Gross has not been to Old Trafford but he is undaunted. "It is a good challenge for us. It is important we are brave and show a big heart. They will pressurise us and we will have to find out the best way to counter them. We have to be intelligent, realistic and efficient. We will not have many occasions to score but I am sure we will have some. We have to take them."

Gross is living in a hotel but expects to move into a flat or house near Chigwell by the end of the month. His Swiss girlfriend accompanied him to Westminster Bridge but remains in Switzerland with no prospect of a work permit.

The New Year's Eve trip ("it was as cold as Switzerland - and I missed the fireworks") is one of only two visits he has made to central London, the other was for visa purposes. A fan of Peter Gabriel, Elton John and M-People among others, Gross was a keen concert-goer in Switzerland and is looking forward to having more time to enjoy the capital's entertainment while accepting he will not be skiing this season.

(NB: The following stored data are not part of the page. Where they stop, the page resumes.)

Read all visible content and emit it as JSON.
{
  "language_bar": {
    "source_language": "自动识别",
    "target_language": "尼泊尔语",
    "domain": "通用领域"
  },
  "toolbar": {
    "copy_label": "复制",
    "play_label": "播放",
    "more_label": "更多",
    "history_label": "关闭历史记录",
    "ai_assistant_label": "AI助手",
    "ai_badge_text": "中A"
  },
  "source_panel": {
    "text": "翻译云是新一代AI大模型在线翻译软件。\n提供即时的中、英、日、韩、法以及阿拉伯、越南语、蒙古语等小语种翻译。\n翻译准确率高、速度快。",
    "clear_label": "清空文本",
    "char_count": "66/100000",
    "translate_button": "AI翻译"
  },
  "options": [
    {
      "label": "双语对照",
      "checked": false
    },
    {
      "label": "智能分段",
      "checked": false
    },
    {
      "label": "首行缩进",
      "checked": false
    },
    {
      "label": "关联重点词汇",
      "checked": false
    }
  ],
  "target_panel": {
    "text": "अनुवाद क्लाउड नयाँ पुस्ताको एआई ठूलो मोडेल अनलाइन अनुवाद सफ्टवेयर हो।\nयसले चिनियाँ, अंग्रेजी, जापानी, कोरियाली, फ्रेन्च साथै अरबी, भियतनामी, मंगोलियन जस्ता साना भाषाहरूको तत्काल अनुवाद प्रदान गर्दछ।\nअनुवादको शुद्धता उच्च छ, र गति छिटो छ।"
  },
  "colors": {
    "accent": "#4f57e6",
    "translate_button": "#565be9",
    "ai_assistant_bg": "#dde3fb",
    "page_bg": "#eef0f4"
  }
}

The next London date is to see the Cirque du Soleil Alegria, "an old, famous circus" at the Albert Hall with the team.

David Pleat may be aboard by then, the former Tottenham manager begins work as director of football on 14 January with some wondering whether he is really the manager-in-waiting. "I am open to him," said Gross. "I am positive, we had a meeting and I felt he loves soccer. But it is important the powers are strictly divided. He will not be here, he will be at White Hart Lane."